Budgets do not represent the sum total of a government’s economic policy. They indicate the direction of things to come. As many suspected, the 2018 budget will hit poor and working class people harder. They will bear the brunt of expenditure and tax proposals meant to resolve the debt crisis the economy was heading towards.
Gigaba and Ramaphosa have set us on a path of economic regression. The optimism that greeted the demise of former President Jacob Zuma and Ramaphosa’s ascent to power will be eroded. It will be eroded by a futile attempt at going back to GEAR and an outdated reliance on the Mineral Energy Complex. The poverty, unemployment and inequality these strategies have spawned will get worse.
This budget is GEAR-like, in the deep cuts in expenditure and the reliance on anti-poor tax policies. The industrial strategy it envisages is based on stimulating mining and related heavy industries into somehow becoming “sunrise” industries. In fact, their time has passed. There will be no significant rise of the gold, platinum, coal and iron sectors.
It is also GEAR-like in its wager that the global economy and opening further to foreign investors will rescue the South African economy. Even when SA had an iconic President in the form of Mandela, foreign investment failed to materialise. New president Ramaphosa should not be under the illusion that “Special Economic Zones”, subsidised wages for big business and privatisation of state-owned enterprises will bring “manna from heaven”.

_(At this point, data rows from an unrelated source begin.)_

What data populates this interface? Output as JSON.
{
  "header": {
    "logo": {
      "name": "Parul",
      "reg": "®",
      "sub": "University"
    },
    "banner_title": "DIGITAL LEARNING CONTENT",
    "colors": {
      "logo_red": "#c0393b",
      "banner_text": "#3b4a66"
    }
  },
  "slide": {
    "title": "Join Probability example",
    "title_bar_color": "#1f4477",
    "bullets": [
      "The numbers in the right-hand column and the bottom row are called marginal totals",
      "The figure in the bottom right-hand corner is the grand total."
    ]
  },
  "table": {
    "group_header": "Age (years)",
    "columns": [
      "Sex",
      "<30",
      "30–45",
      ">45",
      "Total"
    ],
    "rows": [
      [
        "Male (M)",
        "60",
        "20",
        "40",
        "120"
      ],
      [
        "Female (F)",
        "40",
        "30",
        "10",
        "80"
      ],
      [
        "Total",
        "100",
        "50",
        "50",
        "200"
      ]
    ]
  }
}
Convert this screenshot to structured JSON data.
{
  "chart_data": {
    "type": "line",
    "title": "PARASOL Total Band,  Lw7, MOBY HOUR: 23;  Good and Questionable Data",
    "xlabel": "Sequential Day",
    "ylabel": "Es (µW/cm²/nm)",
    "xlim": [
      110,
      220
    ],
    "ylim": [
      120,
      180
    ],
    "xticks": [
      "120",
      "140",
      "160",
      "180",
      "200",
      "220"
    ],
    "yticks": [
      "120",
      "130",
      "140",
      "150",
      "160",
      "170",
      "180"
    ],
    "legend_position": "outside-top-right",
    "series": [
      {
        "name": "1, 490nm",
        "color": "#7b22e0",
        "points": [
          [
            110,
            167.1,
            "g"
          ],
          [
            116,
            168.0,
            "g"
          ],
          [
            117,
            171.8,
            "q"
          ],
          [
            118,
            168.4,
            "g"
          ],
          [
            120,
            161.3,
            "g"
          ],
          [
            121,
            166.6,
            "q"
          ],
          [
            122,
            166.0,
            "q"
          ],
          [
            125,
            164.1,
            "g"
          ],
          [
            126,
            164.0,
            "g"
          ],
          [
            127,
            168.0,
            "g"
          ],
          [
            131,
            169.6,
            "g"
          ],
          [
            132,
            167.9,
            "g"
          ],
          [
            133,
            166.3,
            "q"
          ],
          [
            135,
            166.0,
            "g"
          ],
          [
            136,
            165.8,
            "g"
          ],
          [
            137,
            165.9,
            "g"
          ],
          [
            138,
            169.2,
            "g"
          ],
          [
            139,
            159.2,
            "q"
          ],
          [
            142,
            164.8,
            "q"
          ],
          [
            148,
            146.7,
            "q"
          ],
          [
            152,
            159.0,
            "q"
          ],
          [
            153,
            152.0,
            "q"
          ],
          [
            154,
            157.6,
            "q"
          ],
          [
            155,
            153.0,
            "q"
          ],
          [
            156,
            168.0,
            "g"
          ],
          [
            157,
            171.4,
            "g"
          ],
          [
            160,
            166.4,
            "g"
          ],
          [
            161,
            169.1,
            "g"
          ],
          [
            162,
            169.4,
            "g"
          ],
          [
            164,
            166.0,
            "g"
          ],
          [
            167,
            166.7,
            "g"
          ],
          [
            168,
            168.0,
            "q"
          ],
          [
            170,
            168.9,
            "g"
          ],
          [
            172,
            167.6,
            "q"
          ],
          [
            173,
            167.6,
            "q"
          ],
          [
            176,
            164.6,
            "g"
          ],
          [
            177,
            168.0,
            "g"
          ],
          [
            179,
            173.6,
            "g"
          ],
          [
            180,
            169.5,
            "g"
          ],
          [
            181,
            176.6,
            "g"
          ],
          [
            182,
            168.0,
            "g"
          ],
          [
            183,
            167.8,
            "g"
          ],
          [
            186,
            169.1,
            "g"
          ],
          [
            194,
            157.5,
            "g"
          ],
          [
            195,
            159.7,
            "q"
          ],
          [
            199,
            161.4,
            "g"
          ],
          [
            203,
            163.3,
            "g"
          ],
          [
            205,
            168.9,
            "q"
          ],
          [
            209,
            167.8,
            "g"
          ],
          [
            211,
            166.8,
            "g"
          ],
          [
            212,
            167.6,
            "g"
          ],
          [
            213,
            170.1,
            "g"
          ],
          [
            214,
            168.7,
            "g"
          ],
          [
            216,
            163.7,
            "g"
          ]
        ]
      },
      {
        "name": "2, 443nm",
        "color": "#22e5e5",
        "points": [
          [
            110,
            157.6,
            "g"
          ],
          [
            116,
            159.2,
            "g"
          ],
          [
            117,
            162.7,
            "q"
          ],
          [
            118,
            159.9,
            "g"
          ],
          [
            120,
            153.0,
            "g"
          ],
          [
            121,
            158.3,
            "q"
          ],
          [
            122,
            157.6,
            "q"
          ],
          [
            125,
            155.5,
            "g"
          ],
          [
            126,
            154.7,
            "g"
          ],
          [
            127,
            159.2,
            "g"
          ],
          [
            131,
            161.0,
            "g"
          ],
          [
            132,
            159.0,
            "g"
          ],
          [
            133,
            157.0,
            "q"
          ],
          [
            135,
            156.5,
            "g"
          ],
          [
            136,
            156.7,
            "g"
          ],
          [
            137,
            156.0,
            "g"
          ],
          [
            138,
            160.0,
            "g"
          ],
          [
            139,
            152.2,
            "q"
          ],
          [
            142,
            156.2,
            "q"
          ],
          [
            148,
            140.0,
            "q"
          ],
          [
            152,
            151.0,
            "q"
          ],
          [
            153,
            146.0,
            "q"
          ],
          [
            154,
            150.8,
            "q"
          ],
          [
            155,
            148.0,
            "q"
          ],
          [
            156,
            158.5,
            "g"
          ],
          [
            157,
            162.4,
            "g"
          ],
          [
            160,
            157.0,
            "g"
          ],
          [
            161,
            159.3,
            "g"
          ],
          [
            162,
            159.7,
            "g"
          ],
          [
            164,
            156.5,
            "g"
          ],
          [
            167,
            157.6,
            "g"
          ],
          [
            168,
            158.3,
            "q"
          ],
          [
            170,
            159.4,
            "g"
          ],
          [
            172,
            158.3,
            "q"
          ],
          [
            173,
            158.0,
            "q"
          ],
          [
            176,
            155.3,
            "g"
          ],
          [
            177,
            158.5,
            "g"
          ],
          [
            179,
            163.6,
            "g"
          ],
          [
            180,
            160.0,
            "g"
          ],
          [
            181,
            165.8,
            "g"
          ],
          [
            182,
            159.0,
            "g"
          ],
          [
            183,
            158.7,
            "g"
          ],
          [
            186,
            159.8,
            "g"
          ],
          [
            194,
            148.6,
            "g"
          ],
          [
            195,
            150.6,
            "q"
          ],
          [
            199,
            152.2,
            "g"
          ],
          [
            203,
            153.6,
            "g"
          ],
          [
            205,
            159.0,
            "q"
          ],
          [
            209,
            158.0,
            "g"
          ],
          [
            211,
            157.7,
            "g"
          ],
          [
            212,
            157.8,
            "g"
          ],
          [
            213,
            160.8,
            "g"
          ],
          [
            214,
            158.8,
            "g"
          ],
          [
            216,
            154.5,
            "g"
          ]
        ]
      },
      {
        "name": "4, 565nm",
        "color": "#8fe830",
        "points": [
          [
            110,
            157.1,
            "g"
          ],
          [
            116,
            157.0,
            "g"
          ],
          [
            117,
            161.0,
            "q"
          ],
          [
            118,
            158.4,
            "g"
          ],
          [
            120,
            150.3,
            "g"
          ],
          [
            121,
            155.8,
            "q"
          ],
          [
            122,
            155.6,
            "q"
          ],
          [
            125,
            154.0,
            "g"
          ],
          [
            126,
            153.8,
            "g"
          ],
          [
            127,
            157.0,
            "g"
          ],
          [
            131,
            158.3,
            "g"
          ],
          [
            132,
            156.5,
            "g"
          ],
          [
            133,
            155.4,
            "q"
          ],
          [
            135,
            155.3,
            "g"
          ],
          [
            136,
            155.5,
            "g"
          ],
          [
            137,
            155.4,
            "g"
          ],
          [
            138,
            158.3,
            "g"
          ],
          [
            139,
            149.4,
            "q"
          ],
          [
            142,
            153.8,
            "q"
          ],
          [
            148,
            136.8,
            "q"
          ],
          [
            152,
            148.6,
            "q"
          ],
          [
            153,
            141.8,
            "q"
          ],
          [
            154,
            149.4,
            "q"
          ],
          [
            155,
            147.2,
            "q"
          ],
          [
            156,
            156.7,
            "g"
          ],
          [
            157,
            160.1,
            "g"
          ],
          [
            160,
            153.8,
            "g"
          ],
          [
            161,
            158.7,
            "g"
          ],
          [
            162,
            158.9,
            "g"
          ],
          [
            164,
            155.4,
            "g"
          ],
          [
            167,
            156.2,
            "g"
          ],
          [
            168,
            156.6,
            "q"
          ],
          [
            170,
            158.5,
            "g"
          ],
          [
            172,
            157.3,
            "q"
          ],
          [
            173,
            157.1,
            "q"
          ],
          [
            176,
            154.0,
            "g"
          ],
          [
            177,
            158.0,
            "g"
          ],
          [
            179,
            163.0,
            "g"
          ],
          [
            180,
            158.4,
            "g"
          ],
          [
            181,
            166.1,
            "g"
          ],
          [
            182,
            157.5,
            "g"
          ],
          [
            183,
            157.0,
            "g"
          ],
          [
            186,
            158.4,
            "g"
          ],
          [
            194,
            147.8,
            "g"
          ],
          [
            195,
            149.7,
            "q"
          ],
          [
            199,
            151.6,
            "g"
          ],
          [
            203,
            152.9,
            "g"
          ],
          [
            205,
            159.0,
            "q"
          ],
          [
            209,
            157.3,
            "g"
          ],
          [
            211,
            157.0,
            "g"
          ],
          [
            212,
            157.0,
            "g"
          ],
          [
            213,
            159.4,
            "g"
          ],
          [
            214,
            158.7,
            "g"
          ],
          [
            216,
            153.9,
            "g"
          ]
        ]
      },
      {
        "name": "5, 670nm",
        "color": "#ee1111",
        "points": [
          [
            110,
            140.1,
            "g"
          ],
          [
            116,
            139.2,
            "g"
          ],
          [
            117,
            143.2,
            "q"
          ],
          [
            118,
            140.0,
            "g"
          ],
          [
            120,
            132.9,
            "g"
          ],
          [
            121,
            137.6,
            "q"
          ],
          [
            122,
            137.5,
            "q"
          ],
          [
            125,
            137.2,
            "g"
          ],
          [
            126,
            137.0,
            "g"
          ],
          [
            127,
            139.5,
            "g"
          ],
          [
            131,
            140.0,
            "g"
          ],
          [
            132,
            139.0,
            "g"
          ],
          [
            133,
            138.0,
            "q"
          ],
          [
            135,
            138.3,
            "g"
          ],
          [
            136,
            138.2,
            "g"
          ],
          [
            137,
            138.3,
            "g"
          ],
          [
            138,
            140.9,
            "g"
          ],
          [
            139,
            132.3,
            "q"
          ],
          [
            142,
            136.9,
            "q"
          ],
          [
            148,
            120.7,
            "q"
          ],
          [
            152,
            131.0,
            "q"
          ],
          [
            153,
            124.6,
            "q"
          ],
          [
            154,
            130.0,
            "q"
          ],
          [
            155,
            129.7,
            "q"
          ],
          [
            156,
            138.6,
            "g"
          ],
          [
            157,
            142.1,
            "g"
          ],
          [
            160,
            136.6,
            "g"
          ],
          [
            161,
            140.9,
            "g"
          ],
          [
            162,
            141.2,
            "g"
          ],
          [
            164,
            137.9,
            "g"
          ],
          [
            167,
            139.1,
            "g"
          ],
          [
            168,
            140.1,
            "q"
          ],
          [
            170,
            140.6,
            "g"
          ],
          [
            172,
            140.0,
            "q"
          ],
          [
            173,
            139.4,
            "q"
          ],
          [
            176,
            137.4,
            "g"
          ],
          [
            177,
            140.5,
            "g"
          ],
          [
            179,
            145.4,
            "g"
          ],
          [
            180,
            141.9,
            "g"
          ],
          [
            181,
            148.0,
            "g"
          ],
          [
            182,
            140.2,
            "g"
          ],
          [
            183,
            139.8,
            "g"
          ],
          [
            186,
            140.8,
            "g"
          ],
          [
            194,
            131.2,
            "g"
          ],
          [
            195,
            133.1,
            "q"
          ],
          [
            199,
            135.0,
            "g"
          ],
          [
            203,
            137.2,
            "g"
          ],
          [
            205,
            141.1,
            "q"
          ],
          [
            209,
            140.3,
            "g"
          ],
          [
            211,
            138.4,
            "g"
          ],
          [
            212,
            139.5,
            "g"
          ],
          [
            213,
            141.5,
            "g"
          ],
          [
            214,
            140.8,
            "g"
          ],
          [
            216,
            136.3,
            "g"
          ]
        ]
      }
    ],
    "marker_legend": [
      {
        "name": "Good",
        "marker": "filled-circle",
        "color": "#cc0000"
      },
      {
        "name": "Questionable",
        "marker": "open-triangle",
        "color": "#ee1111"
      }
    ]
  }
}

The government should not have increased VAT! There are several alternatives that can provide sufficient funds to deal with the social and economic misery that the vast majority suffer. For example, and contrary to mainstream belief, personal income tax could have been adjusted to restore the effective tax rate on the rich as it was 12-15 years ago. This alone would realise over R100 billion.[1]No doubt, we will now experience how unscrupulous shop owners increase prices by much more than 1 percentage point of VAT allow them.